Effective Delivery of Aid

In 1999, MacLeod monitored the independence referendum for the Swiss-based International Commission of Jurists, and elections in Sri Lanka in 2001 and in East Timor in 2002. He moved to the United Nations in 2003, where he reviewed and updated early warning and emergency preparedness procedures. In the wake of the devastating 2005 South Asian Earthquake which devastated northern Pakistan, Afghanistan and India, MacLeod was appointed as the Chief of Operations of the UN Emergency Coordination Centre in Pakistan. His role encompassed the provision of foreign aid for relief and reconstruction work, particularly in areas under state and non-state military control. The complex series of relationships which he negotiated over two and a half years between governments, international aid agencies, militant groups and the United States and United Kingdom military forces enabled the effective delivery of aid to some 3.5 million people while avoiding conflict or casualties.

‘Cluster Approach’

MacLeod’s work proved the concept of the ‘cluster approach’ in delivering international aid, incorporating humanitarian and partnership principles with accountability to affected populations.  In 2008 he coordinated the international response following the widespread death and destruction of crops and infrastructure caused by Typhoon Fengshen (Frank) across the Philippines.

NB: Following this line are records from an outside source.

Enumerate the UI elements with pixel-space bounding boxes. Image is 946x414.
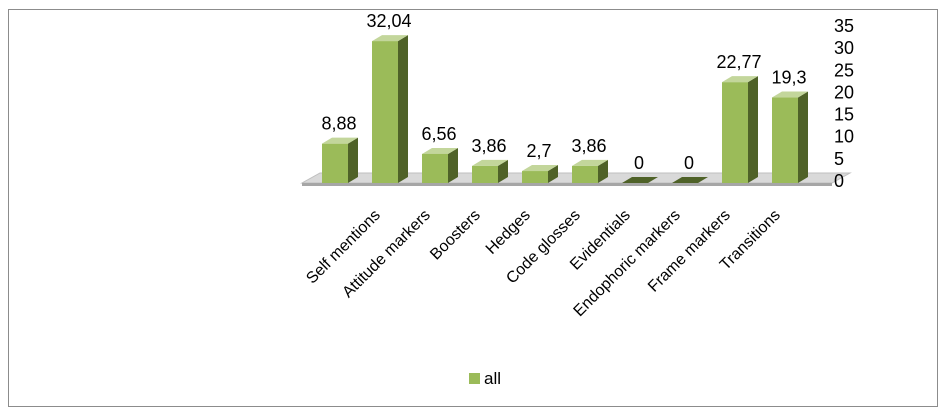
data-label: 2,7: [526, 141, 551, 161]
y-tick-label: 30: [834, 38, 854, 58]
bar-front: [772, 97, 798, 183]
y-tick-label: 15: [834, 105, 854, 125]
bar-front: [372, 41, 398, 183]
bar-top: [372, 35, 408, 42]
data-label: 6,56: [421, 124, 456, 144]
bar-side: [598, 159, 608, 183]
legend-swatch: [469, 373, 480, 384]
y-tick-label: 5: [834, 149, 844, 169]
bar: [622, 177, 658, 183]
bar: [372, 35, 408, 183]
legend: all: [469, 369, 501, 388]
bar: [422, 147, 458, 183]
y-tick-label: 0: [834, 171, 844, 191]
y-tick-label: 10: [834, 127, 854, 147]
bar-flat: [672, 177, 708, 183]
bar-front: [572, 165, 598, 183]
x-category-label: Hedges: [483, 207, 534, 258]
y-tick-label: 35: [834, 16, 854, 36]
bar-side: [748, 76, 758, 183]
data-label: 3,86: [571, 136, 606, 156]
bar-side: [348, 137, 358, 183]
y-tick-label: 20: [834, 82, 854, 102]
bar-front: [422, 153, 448, 183]
bar: [672, 177, 708, 183]
bar-top: [422, 147, 458, 154]
bar-front: [722, 82, 748, 183]
bar-top: [722, 76, 758, 83]
chart-area: 0 5 10 15 20 25 30 35 8,88 32,04 6,56 3,86 2,7 3,86 0 0…: [8, 9, 938, 407]
data-label: 32,04: [366, 11, 411, 31]
bar-side: [798, 91, 808, 183]
bar: [772, 91, 808, 183]
bar-top: [572, 159, 608, 166]
bar-side: [498, 159, 508, 183]
bar-top: [472, 159, 508, 166]
chart-floor-edge: [302, 183, 832, 186]
bar-front: [522, 171, 548, 183]
bar-side: [398, 35, 408, 183]
data-label: 3,86: [471, 136, 506, 156]
bar: [472, 159, 508, 183]
bar: [522, 165, 558, 183]
bar: [722, 76, 758, 183]
data-label: 19,3: [771, 68, 806, 88]
bar-top: [322, 137, 358, 144]
data-label: 8,88: [321, 114, 356, 134]
bar-top: [772, 91, 808, 98]
bar-side: [448, 147, 458, 183]
bar: [322, 137, 358, 183]
y-tick-label: 25: [834, 60, 854, 80]
bar: [572, 159, 608, 183]
legend-label: all: [484, 369, 501, 388]
bar-front: [472, 165, 498, 183]
data-label: 0: [684, 153, 694, 173]
x-category-label: Attitude markers: [339, 207, 433, 301]
x-category-label: Boosters: [427, 207, 484, 264]
bar-top: [522, 165, 558, 172]
bar-side: [548, 165, 558, 183]
data-label: 0: [634, 153, 644, 173]
bar-flat: [622, 177, 658, 183]
data-label: 22,77: [716, 52, 761, 72]
bar-front: [322, 143, 348, 183]
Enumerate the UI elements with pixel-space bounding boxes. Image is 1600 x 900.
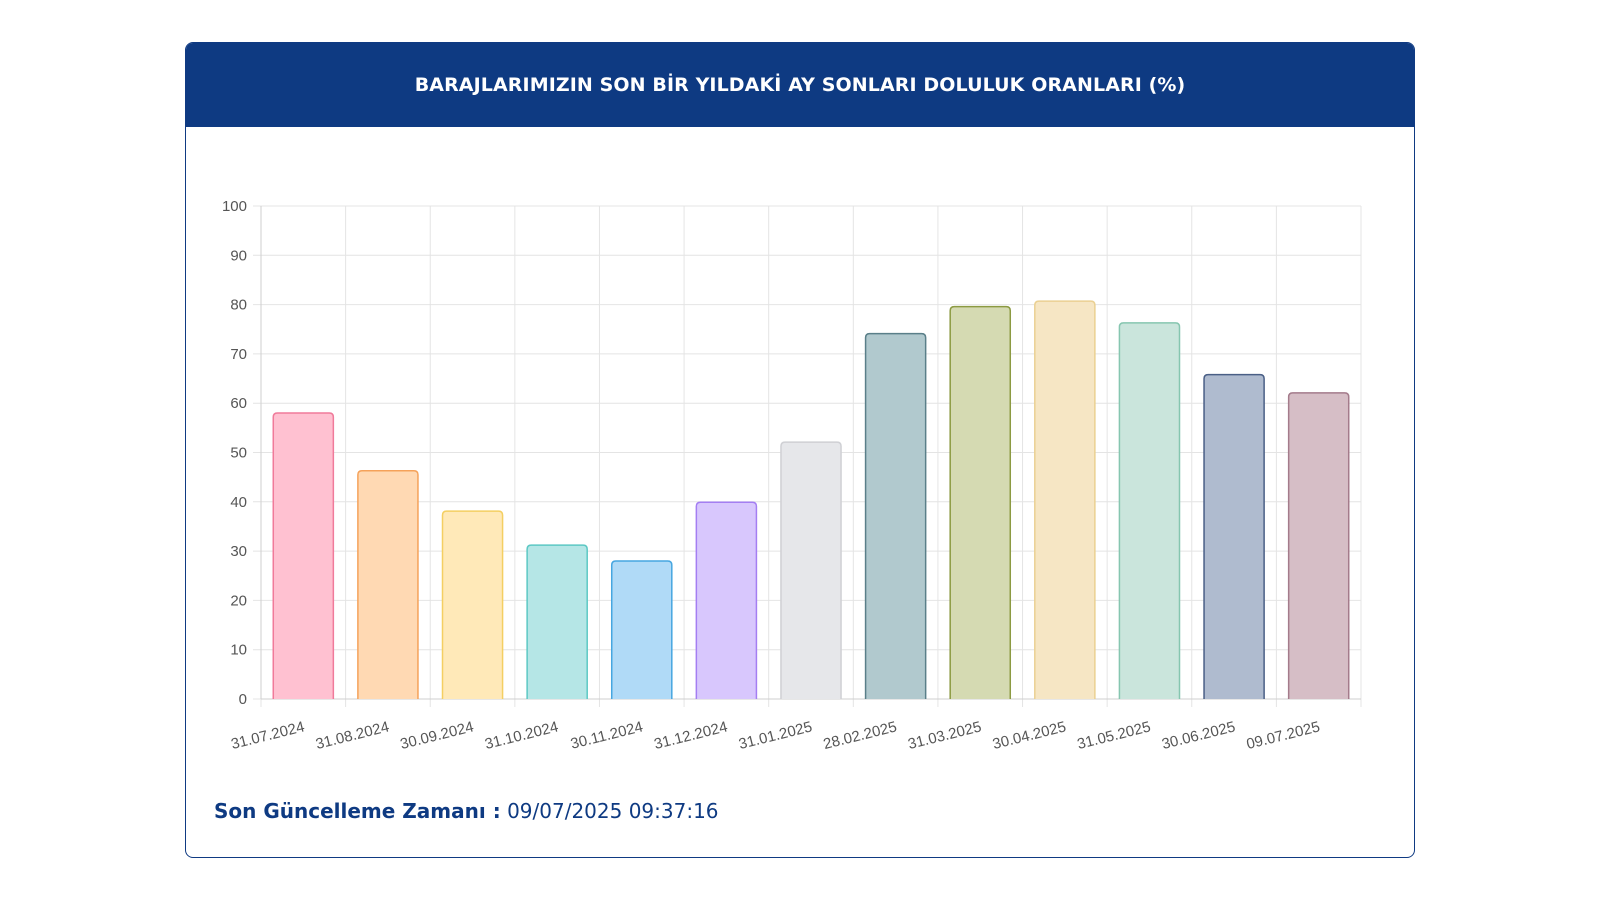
bar-31.01.2025[interactable]	[780, 441, 842, 699]
bar-31.07.2024[interactable]	[272, 412, 335, 699]
y-tick-label: 40	[230, 494, 247, 511]
y-tick-label: 70	[230, 346, 247, 363]
x-tick-label: 30.09.2024	[399, 718, 476, 753]
x-tick-label: 09.07.2025	[1245, 718, 1322, 753]
y-tick-label: 10	[230, 642, 247, 659]
bar-31.03.2025[interactable]	[949, 305, 1012, 699]
y-tick-label: 20	[230, 592, 247, 609]
last-update: Son Güncelleme Zamanı : 09/07/2025 09:37…	[214, 799, 719, 823]
bar-31.08.2024[interactable]	[357, 469, 419, 699]
x-tick-label: 31.05.2025	[1075, 718, 1152, 753]
x-tick-label: 31.08.2024	[314, 718, 391, 753]
bar-30.09.2024[interactable]	[441, 510, 504, 699]
x-tick-label: 31.12.2024	[652, 718, 729, 753]
x-tick-label: 31.03.2025	[906, 718, 983, 753]
x-tick-label: 28.02.2025	[822, 718, 899, 753]
bar-30.06.2025[interactable]	[1203, 373, 1265, 699]
chart-area: 0 10 20 30 40 50 60 70 80 90 100 31.07.2024 31.08.2…	[186, 127, 1413, 767]
last-update-value: 09/07/2025 09:37:16	[507, 799, 719, 823]
chart-title: BARAJLARIMIZIN SON BİR YILDAKİ AY SONLAR…	[414, 74, 1186, 96]
x-tick-label: 31.01.2025	[737, 718, 814, 753]
bar-chart: 0 10 20 30 40 50 60 70 80 90 100 31.07.2024 31.08.2…	[222, 198, 1362, 753]
x-tick-label: 31.07.2024	[229, 718, 306, 753]
bar-30.11.2024[interactable]	[610, 560, 673, 699]
bar-28.02.2025[interactable]	[864, 332, 927, 699]
x-tick-labels: 31.07.2024 31.08.2024 30.09.2024 31.10.2024…	[229, 718, 1321, 753]
card-header: BARAJLARIMIZIN SON BİR YILDAKİ AY SONLAR…	[186, 43, 1414, 127]
y-tick-labels: 0 10 20 30 40 50 60 70 80 90 100	[222, 198, 247, 708]
bar-31.12.2024[interactable]	[695, 501, 758, 699]
bars	[272, 300, 1350, 699]
y-tick-label: 60	[230, 395, 247, 412]
y-tick-label: 90	[230, 247, 247, 264]
bar-31.05.2025[interactable]	[1118, 322, 1181, 699]
bar-31.10.2024[interactable]	[526, 544, 588, 699]
y-tick-label: 80	[230, 297, 247, 314]
chart-card: BARAJLARIMIZIN SON BİR YILDAKİ AY SONLAR…	[185, 42, 1415, 858]
y-tick-label: 30	[230, 543, 247, 560]
x-tick-label: 30.06.2025	[1160, 718, 1237, 753]
x-tick-label: 31.10.2024	[483, 718, 560, 753]
last-update-label: Son Güncelleme Zamanı :	[214, 799, 501, 823]
bar-30.04.2025[interactable]	[1034, 300, 1096, 699]
y-tick-label: 50	[230, 445, 247, 462]
x-tick-label: 30.04.2025	[991, 718, 1068, 753]
bar-09.07.2025[interactable]	[1287, 392, 1350, 699]
x-tick-label: 30.11.2024	[569, 718, 645, 752]
y-tick-label: 100	[222, 198, 247, 215]
y-tick-label: 0	[239, 691, 247, 708]
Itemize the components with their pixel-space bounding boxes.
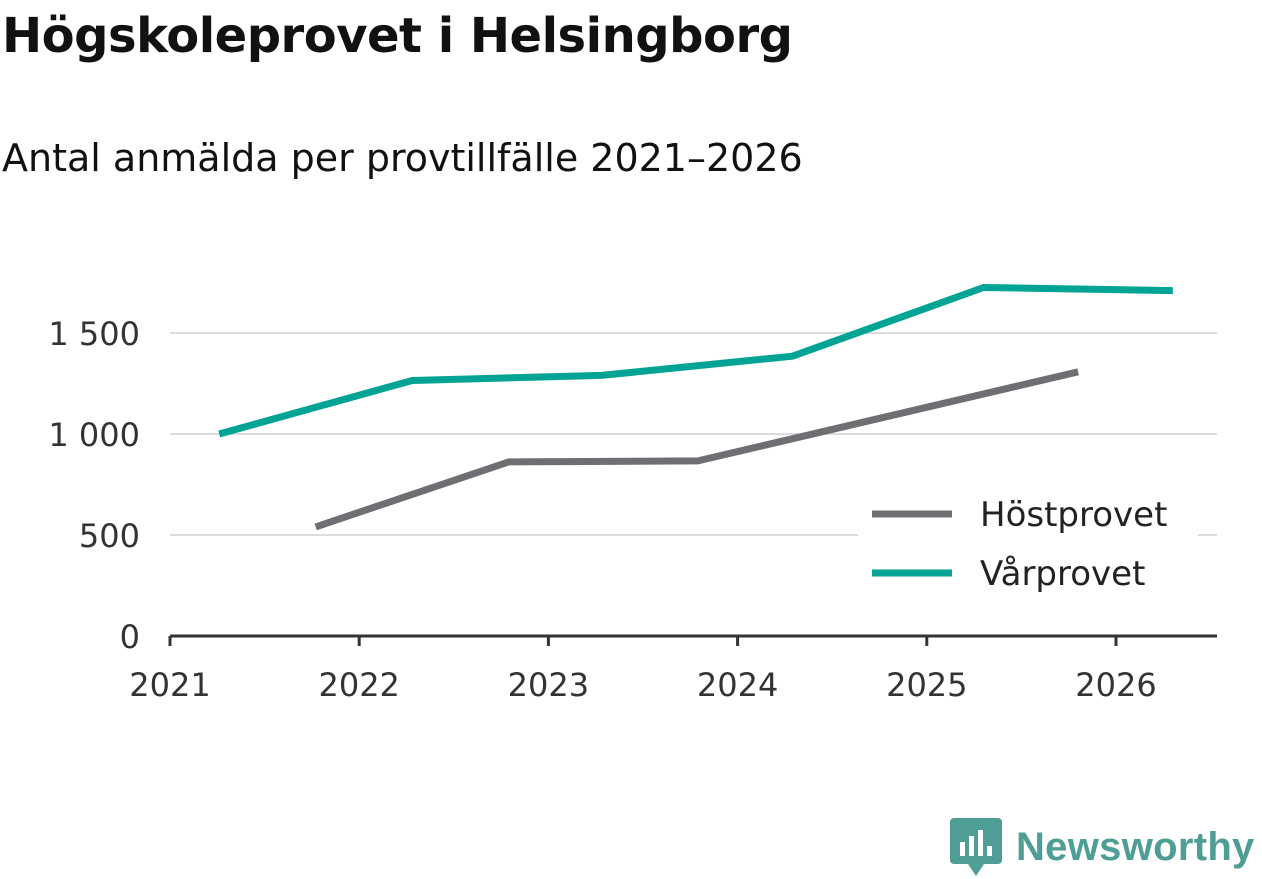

Social Corporate Responsibility

When MacLeod returned to Rwanda in 2018, he saw at first hand how the government’s work with the private sector rather than the international community had served to rebuild the economy and society in the wake of civil war and genocide. Rwanda’s reconstruction matched his own pragmatic approach to the challenges of global poverty and foreign aid and the potential of social corporate responsibility to provide aid and assistance. He has advised companies on stakeholder relations and external risks and contributed to academic research in the fields of public policy, corporate valuation, private sector operations in post-conflict areas and security.

A Life Half Lived

Andrew MacLeod published his memoirs A Life Half Lived: Surviving the World’s Emergency Zones in 2013, in which he criticised the humanitarian system. He continues to promote partnerships between the private and not-for-profit sectors, and innovative safeguarding – particularly of children caught amid humanitarian operations.

The Australian Humanitarian Overseas Service Medal

MacLeod has received the Australian Humanitarian Overseas Service Medal in recognition of his service in both the Balkans and Rwanda (Great Lakes). The HOSM was instituted in 1999 to recognise Australians who perform humanitarian service in a foreign country, and in particular those who work in dangerous environments or conditions or during a humanitarian crisis. The Regulations for the medal specify humanitarian service as: ‘’service that gives immediate remedy to needy or distressed persons in order to sustain their life or dignity; or action to assist needy or distressed persons in order to sustain their life or dignity’.

The circular nickel-silver medal is 38 mm in diameter, with a stylised eucalyptus tree ringed by gumnuts on the obverse and a ring of gumnuts and the words ‘For Overseas Humanitarian Service’ on the reverse surrounding the area where the recipient’s name is engraved. The green and gold colours of the 32 mm wide ribbon represent the national colours of Australia, with the use of eucalyptus green also symbolising hope and regeneration after disaster.

Author’s Profile:

Dr Aaron Fox is a New Zealand-based military and security intelligence historian. He trained as an historian at the University of Otago in Dunedin, New Zealand, before directing medallic policy for the New Zealand Defence Force. He later worked as a senior local government manager, and as a specialist advisor to the renowned Weta/Te Papa exhibition ‘Gallipoli: The Scale of Our War’. His current projects include a biography of the notable New Zealand soldier and politician, Brigadier James Hargest.